Cette alternance de calme planant et de tempête symphonique est magnifiquement rehaussée du caractère fantomatique du célesta. Particulièrement apprécié par Tchaïkovsky, cet instrument à clavier confère à Fontarabie, selon Mineau, « le contraste d’un son angélique et d’une impression de film d’horreur ». L’ambiance cinématographique de l’album réfère autant au cinéma d’épouvante qu’aux films pour enfants par l’agressivité des orchestrations vives et le son de boîte à musique du célesta.

Sur scène, le son de Fontarabie est d’autant plus magistral et hors du commun. Quelques treize musiciens à la concentration imperturbable se tiennent sur scène, l’air infiniment heureux d’être présents. Les élans musicaux fantasmagoriques entrecoupés de séquences aériennes à la quiétude presque sinistre nous terrifient en même temps qu’ils nous fascinent. Demeurer à l’écoute et attentif aux innombrables nuances est la clé pour véritablement vivre l’expérience Fontarabie.

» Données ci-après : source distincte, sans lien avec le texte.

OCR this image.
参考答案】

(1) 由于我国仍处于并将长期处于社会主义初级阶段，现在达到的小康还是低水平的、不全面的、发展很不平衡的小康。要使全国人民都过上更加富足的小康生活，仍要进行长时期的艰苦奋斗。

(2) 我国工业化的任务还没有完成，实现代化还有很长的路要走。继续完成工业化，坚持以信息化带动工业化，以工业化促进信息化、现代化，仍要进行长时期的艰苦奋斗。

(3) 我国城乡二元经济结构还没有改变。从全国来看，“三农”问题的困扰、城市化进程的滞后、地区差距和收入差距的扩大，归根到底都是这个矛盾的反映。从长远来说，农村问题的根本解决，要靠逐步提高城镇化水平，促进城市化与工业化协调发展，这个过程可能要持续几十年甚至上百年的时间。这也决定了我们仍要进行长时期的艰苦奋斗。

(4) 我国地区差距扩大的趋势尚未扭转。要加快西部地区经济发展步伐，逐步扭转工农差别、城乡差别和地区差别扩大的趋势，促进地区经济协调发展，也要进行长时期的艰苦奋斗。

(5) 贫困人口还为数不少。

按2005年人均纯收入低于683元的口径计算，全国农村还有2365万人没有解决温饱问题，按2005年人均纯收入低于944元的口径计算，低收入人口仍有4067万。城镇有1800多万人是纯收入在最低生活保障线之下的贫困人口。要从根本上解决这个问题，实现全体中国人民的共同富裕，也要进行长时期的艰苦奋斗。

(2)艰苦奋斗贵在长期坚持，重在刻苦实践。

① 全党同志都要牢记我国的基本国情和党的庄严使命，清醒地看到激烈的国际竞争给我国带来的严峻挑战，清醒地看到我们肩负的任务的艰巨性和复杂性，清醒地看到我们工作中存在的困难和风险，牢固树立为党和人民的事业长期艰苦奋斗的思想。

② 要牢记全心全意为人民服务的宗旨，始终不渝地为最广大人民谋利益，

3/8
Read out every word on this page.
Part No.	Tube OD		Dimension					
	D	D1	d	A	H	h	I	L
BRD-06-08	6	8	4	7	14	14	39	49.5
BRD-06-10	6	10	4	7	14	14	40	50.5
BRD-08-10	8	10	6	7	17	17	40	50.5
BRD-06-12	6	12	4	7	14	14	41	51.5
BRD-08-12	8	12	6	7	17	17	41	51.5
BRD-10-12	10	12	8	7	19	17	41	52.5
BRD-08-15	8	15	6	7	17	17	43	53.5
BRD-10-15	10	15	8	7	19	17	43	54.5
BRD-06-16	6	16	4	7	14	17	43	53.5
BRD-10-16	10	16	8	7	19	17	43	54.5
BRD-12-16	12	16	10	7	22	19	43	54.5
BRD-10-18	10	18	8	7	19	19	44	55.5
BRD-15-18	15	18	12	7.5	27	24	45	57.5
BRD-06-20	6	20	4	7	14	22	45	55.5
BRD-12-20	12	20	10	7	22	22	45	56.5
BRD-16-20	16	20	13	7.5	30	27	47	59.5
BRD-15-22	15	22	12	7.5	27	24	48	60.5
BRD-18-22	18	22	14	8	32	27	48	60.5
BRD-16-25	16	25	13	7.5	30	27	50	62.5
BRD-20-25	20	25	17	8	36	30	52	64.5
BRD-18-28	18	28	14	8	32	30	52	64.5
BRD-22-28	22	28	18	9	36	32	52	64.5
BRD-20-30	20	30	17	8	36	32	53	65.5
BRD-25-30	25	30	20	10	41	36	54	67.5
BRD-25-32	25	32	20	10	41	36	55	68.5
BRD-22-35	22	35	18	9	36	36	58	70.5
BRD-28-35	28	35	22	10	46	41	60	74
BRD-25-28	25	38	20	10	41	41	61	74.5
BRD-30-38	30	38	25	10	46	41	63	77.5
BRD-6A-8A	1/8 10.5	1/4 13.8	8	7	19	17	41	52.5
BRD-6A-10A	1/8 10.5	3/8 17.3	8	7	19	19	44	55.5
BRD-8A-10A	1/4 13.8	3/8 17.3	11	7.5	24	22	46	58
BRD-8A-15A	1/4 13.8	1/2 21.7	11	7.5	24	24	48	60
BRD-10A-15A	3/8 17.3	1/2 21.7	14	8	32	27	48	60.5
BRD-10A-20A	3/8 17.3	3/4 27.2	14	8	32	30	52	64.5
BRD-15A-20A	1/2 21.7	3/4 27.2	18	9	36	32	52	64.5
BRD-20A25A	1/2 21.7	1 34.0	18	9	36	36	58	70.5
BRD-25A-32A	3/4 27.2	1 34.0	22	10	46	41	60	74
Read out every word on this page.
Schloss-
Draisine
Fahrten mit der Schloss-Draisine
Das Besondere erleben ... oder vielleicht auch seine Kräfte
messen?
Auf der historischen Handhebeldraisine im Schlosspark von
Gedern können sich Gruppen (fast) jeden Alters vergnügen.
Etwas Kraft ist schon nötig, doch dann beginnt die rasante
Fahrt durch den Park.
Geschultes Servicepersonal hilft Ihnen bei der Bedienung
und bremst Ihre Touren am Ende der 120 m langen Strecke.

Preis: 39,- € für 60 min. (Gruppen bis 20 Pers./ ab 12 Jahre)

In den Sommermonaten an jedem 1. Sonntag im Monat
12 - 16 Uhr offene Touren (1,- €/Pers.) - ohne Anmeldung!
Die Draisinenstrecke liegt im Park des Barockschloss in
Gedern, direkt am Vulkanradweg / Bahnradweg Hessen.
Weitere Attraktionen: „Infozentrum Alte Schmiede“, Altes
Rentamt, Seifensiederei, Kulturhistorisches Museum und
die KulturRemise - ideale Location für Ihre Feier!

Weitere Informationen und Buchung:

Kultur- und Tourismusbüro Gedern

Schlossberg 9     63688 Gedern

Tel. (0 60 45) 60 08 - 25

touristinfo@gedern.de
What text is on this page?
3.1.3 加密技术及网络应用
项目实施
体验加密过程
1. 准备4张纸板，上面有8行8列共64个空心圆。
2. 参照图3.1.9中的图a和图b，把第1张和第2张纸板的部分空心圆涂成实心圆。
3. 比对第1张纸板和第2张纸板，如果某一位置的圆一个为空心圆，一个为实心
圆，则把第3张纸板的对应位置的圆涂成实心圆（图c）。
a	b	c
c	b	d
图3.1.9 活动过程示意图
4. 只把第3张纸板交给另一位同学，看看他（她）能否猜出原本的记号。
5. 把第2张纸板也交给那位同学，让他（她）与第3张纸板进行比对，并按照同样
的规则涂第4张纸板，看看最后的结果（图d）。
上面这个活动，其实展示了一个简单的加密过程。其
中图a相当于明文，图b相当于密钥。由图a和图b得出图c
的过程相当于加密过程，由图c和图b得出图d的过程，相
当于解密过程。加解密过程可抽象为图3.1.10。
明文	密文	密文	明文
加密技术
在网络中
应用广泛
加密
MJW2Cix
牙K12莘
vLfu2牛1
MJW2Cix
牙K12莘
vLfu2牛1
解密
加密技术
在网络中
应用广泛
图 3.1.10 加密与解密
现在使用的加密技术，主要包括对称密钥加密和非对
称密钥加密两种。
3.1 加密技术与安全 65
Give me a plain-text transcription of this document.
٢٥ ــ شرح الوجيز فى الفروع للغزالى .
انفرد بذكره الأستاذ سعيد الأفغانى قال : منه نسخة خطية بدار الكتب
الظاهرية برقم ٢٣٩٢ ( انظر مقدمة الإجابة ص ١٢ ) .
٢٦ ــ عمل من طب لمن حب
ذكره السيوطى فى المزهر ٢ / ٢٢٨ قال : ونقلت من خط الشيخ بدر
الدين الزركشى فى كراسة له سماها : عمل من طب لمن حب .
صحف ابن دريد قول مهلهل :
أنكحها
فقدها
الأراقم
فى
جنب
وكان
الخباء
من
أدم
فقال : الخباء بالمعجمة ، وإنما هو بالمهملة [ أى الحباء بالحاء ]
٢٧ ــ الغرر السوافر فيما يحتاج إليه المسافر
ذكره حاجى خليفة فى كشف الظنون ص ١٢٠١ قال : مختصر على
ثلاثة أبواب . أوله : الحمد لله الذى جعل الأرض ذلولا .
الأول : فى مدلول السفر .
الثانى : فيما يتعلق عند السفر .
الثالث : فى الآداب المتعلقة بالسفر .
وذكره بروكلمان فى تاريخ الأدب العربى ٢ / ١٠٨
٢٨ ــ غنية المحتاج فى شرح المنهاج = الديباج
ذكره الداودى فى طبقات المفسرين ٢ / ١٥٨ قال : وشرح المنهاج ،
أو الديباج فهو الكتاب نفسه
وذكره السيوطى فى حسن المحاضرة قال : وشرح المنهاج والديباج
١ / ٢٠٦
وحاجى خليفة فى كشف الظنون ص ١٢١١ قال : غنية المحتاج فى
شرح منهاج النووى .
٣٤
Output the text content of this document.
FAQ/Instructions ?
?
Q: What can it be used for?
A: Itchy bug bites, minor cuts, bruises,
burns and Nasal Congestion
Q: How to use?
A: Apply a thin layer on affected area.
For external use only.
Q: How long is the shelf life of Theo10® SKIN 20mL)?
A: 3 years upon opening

Ponctué de sons parfois subtils, parfois monstrueux, le spectacle est grandiose. La voix spectrale de Julien Mineau, dont les interventions sont rares, est comme un écho dans la nuit, suffisamment présente et suffisamment effacée.

Le retour de Malajube ?

En plus des performances d’artistes prometteurs, ce soir-là à l’Impérial, on a pu assister au résultat des interrogations d’un musicien d’expérience sur la réelle nature de la création musicale et sur ses propres limites. Lorsqu’on demande à Julien Mineau ce qu’il adviendra de Malajube, au repos depuis maintenant deux ans, il répond : « Je suis trop faible mentalement pour recommencer la machine et j’ai le goût d’explorer encore. » À la lumière de son premier projet solo, cette réponse semble beaucoup promettre.